UPDATE 1-Norway to lose tenth of its gas output in Troll outage
* Troll A outage to last until April
* Gas production reduced by 35 mcm/day
* Needs to replace compressor driving unit
OSLO, Jan 25 (Reuters) - Norway is set to lose more than 10 percent of its gas production for the rest of the winter as repairing a faulty compressor at its biggest gas field could take months, gas system operator Gassco said on Friday.
The outage at Statoil's Troll A field will last until April 1, beyond an earlier February 4 deadline, and output until then will be reduced by a maximum of 35 million cubic metres (mcm) per day, Gassco said on its website.
The outage, which started on Sunday, was extended due to uncertainty regarding replacement of the "compressor driving unit," it added.
The outage notification lifted UK gas prices, and within-day gas prices rose 1.15 pence to 66.75 pence per therm following Gasso's announcement.
But traders said the market had over-reacted as supply margins in Britain were healthy despite the ongoing Troll outage.

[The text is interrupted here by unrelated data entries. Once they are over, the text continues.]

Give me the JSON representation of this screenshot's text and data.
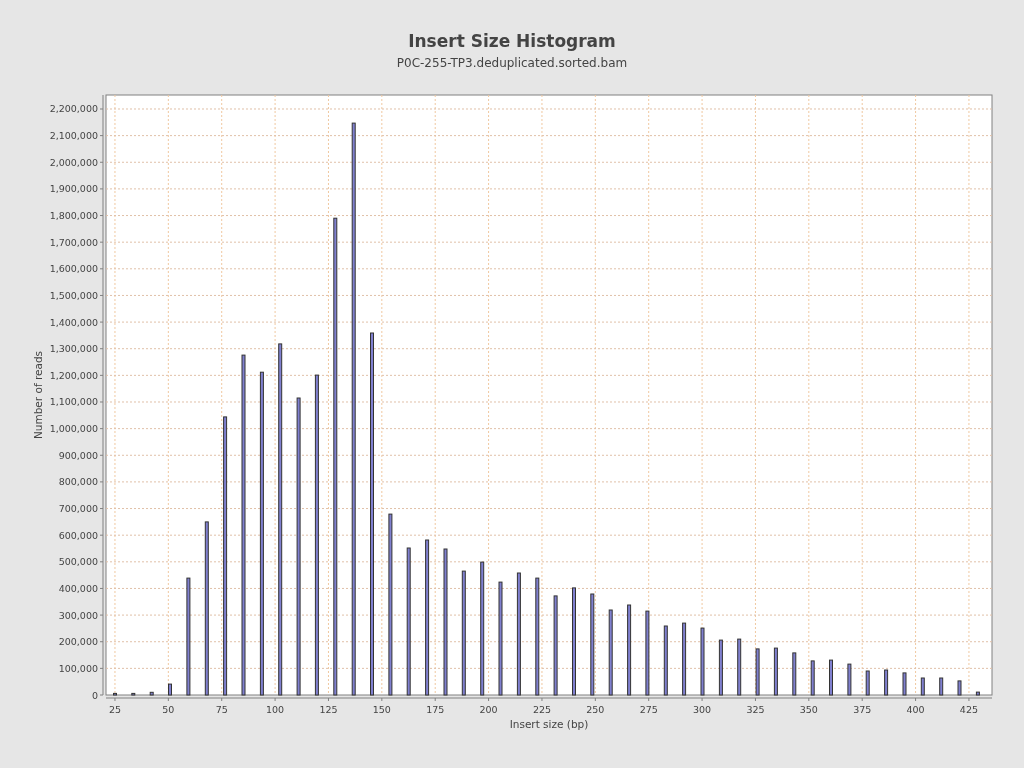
{
  "title": "Insert Size Histogram",
  "subtitle": "P0C-255-TP3.deduplicated.sorted.bam",
  "chart_data": {
    "type": "bar",
    "xlabel": "Insert size (bp)",
    "ylabel": "Number of reads",
    "x": [
      25,
      33.6,
      42.2,
      50.8,
      59.4,
      68,
      76.6,
      85.2,
      93.8,
      102.4,
      111,
      119.6,
      128.2,
      136.8,
      145.4,
      154,
      162.6,
      171.2,
      179.8,
      188.4,
      197,
      205.6,
      214.2,
      222.8,
      231.4,
      240,
      248.6,
      257.2,
      265.8,
      274.4,
      283,
      291.6,
      300.2,
      308.8,
      317.4,
      326,
      334.6,
      343.2,
      351.8,
      360.4,
      369,
      377.6,
      386.2,
      394.8,
      403.4,
      412,
      420.6,
      429.2
    ],
    "grid": true,
    "series": [
      {
        "color": "#8080d0",
        "values": [
          6000,
          6000,
          10000,
          41000,
          439000,
          650000,
          1044000,
          1276000,
          1212000,
          1318000,
          1115000,
          1201000,
          1790000,
          2147000,
          1359000,
          679000,
          552000,
          582000,
          548000,
          465000,
          499000,
          424000,
          458000,
          439000,
          372000,
          402000,
          379000,
          319000,
          338000,
          315000,
          259000,
          270000,
          251000,
          206000,
          210000,
          173000,
          176000,
          158000,
          128000,
          131000,
          116000,
          90000,
          94000,
          83000,
          64000,
          64000,
          53000,
          11000
        ]
      }
    ],
    "xlim": [
      20.8,
      435.8
    ],
    "ylim": [
      0,
      2252500
    ],
    "xticks": [
      25,
      50,
      75,
      100,
      125,
      150,
      175,
      200,
      225,
      250,
      275,
      300,
      325,
      350,
      375,
      400,
      425
    ],
    "yticks": [
      {
        "value": 0,
        "label": "0"
      },
      {
        "value": 100000,
        "label": "100,000"
      },
      {
        "value": 200000,
        "label": "200,000"
      },
      {
        "value": 300000,
        "label": "300,000"
      },
      {
        "value": 400000,
        "label": "400,000"
      },
      {
        "value": 500000,
        "label": "500,000"
      },
      {
        "value": 600000,
        "label": "600,000"
      },
      {
        "value": 700000,
        "label": "700,000"
      },
      {
        "value": 800000,
        "label": "800,000"
      },
      {
        "value": 900000,
        "label": "900,000"
      },
      {
        "value": 1000000,
        "label": "1,000,000"
      },
      {
        "value": 1100000,
        "label": "1,100,000"
      },
      {
        "value": 1200000,
        "label": "1,200,000"
      },
      {
        "value": 1300000,
        "label": "1,300,000"
      },
      {
        "value": 1400000,
        "label": "1,400,000"
      },
      {
        "value": 1500000,
        "label": "1,500,000"
      },
      {
        "value": 1600000,
        "label": "1,600,000"
      },
      {
        "value": 1700000,
        "label": "1,700,000"
      },
      {
        "value": 1800000,
        "label": "1,800,000"
      },
      {
        "value": 1900000,
        "label": "1,900,000"
      },
      {
        "value": 2000000,
        "label": "2,000,000"
      },
      {
        "value": 2100000,
        "label": "2,100,000"
      },
      {
        "value": 2200000,
        "label": "2,200,000"
      }
    ]
  }
}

"In February and March demand is lower, much lower across Europe," one gas trader said, referring to the fact less gas was needed from Norway over the extended outage time anyway.
So far, the drop in flows to Europe has been less than 35 mcm since the outage started on Jan. 21.

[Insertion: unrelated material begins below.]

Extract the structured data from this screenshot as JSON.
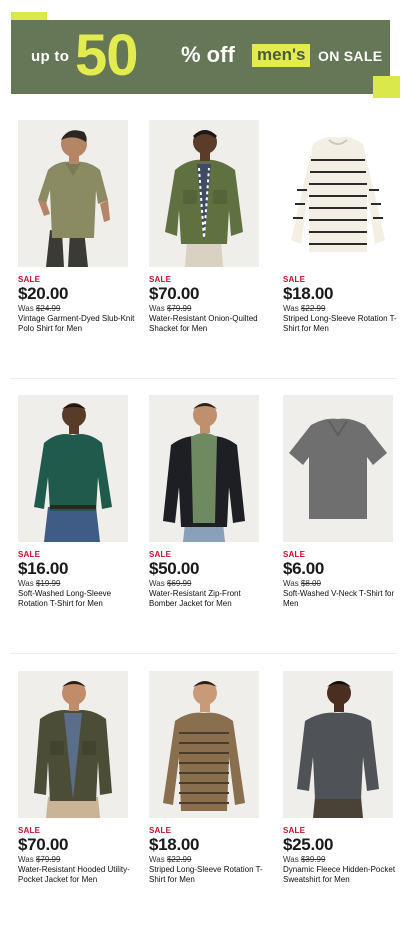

"Exports to Europe were between 320 and 330 mcm per day before that, and this week flows were down to 300-310 mcm," a Point Carbon analyst said.
Still, the lasting outage will have an impact on the company revenues and the country's gas output, which reached a record 107.6 billion cubic metres in 2012.
"This will result in a loss of revenue for Statoil and Petoro, which own the majority at Troll," Bjorn Brochmann, the head of gas analysis at Thomson Reuters Point Carbon said.
"It will also have a negative impact on Norway's total gas production as the outage is taking place when the demand is the highest," he added.
Statoil, which operates the field and holds 30.58 percent stake, was not immediately available for comment.
Norway meets about 20 percent of Europe's gas needs, and is the second-largest supplier after Russia's Gazprom.
Troll accounts for about 40 percent of Norway's gas output.
State-owned holding firm Petoro owns a 56 percent stake in the production license, and other partners include Shell with 8.1 percent, Total with 3.69 percent and ConocoPhillips with 1.62 percent.